Fabaceae, Cajanus cajan, Guandu (Central America), Pigeon Pea (English), Njuju (Embu), Mbaazi (Swahili)
Guandu is a tropical nitrogen-fixing shrub, growing up to 3 m high. The shrubs tend to develop dense crowns, thus dense planting of guandu is a very effective form of suppressing weeds.
C. cajan is cultivated in tropical America, tropical Africa, and in India, to a large extent. The shrubs do best in semi-arid to sub-humid regions. It can be found naturalized in disrupted wasteland areas.
The peas can be used as any pea, or bean, cooked into rice, eaten raw, mixed with anything. In Kenya the peas are mashed with other foods like potatoes, cooked with maize, or made into a stew (mboga) and eaten with ugali (a mass of mashed cassava). The peas are boiled, mashed and rolled into balls or boiled with sorghum.

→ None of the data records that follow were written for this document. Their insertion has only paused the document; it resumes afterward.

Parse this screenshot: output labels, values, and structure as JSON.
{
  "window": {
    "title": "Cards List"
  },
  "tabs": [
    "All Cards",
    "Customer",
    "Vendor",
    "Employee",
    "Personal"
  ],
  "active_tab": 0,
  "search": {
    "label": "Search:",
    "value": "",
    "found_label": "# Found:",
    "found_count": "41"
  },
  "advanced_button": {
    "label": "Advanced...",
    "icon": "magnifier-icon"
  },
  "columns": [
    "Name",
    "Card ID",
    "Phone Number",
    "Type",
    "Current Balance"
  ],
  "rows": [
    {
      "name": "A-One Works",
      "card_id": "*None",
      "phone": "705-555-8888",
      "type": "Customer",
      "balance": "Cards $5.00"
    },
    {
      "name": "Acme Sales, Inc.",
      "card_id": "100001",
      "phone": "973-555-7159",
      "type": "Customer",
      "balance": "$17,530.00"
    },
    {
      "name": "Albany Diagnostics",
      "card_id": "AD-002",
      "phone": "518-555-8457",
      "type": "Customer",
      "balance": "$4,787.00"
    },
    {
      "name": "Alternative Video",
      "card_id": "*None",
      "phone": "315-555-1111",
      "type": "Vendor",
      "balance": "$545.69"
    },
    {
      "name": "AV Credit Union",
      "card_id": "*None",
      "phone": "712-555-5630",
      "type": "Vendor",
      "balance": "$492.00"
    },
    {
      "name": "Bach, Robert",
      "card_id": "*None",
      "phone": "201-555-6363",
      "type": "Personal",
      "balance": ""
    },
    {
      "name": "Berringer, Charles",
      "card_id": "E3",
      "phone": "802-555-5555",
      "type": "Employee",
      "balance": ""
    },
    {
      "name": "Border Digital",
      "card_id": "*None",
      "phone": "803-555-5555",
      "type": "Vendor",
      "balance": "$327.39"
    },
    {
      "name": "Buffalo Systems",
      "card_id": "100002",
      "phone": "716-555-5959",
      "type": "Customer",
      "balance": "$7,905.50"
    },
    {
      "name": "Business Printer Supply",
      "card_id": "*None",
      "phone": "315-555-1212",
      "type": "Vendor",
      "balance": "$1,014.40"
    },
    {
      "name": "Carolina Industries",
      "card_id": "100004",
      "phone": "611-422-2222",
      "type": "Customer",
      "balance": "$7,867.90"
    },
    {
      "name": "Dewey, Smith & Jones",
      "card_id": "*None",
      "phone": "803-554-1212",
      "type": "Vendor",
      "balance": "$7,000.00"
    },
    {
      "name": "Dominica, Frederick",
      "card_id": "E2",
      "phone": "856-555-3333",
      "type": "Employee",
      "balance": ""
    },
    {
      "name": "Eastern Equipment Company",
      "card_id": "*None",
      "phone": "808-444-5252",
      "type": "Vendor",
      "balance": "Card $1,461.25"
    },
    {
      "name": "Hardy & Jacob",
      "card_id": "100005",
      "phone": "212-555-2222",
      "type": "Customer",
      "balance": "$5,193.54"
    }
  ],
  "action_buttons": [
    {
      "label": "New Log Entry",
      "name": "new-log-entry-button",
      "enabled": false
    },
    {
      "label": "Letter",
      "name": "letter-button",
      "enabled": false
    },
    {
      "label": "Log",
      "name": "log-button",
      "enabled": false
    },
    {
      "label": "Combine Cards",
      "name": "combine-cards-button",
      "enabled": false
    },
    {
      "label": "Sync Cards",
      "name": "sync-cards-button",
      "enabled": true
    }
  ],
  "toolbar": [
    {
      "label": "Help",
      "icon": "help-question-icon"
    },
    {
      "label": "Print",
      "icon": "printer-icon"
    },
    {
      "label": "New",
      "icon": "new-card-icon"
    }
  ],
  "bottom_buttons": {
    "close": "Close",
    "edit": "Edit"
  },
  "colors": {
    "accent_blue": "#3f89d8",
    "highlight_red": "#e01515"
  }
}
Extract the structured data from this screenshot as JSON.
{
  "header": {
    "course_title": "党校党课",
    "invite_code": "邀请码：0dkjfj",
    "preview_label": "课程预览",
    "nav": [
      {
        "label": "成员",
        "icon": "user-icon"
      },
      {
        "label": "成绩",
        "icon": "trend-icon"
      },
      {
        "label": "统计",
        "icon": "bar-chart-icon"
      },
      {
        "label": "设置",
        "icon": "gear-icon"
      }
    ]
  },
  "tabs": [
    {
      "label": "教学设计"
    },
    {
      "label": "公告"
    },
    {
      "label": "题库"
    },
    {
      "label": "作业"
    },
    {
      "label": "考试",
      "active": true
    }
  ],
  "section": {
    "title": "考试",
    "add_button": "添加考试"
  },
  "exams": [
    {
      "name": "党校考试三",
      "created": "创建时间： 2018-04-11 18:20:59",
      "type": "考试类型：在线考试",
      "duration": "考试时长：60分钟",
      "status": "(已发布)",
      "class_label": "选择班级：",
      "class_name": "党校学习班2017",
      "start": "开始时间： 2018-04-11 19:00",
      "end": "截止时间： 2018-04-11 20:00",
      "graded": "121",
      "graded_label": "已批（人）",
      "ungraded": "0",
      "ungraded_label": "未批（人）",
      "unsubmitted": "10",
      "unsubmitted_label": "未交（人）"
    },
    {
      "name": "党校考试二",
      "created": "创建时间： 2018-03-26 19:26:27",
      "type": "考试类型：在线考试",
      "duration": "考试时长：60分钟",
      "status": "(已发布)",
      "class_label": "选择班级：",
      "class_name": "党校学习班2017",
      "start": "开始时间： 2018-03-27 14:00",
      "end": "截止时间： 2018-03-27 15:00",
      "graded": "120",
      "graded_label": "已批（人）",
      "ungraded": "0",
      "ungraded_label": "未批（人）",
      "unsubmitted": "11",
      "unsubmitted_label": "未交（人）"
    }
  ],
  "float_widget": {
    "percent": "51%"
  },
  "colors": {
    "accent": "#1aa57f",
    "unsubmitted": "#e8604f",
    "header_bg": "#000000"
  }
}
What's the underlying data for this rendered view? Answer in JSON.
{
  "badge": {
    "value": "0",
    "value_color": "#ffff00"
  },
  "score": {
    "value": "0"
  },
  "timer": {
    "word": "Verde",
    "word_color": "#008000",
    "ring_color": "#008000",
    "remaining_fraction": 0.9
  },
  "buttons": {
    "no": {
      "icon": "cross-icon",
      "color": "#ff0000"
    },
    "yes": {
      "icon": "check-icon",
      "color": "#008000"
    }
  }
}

Stalks can be uses for firewood after harvest. In many areas it is an important fodder plant during the dry season, for donkey, cattle and goats.
Pigeon pea excellent as an inter-crop, covercrop, or when rotated in-between crops. It is best inter cropped with deeply rooting crops and trees.
Seeds cannot be stored without insecticide, neem leaves work.
The origin of this crop is still up for debate. Some think it originated in Africa, other believe it to have been Asia. The only other species in this genus, C. kerstingii, can be found growing wild in West Africa, thus supporting the assumption that it is native to the region.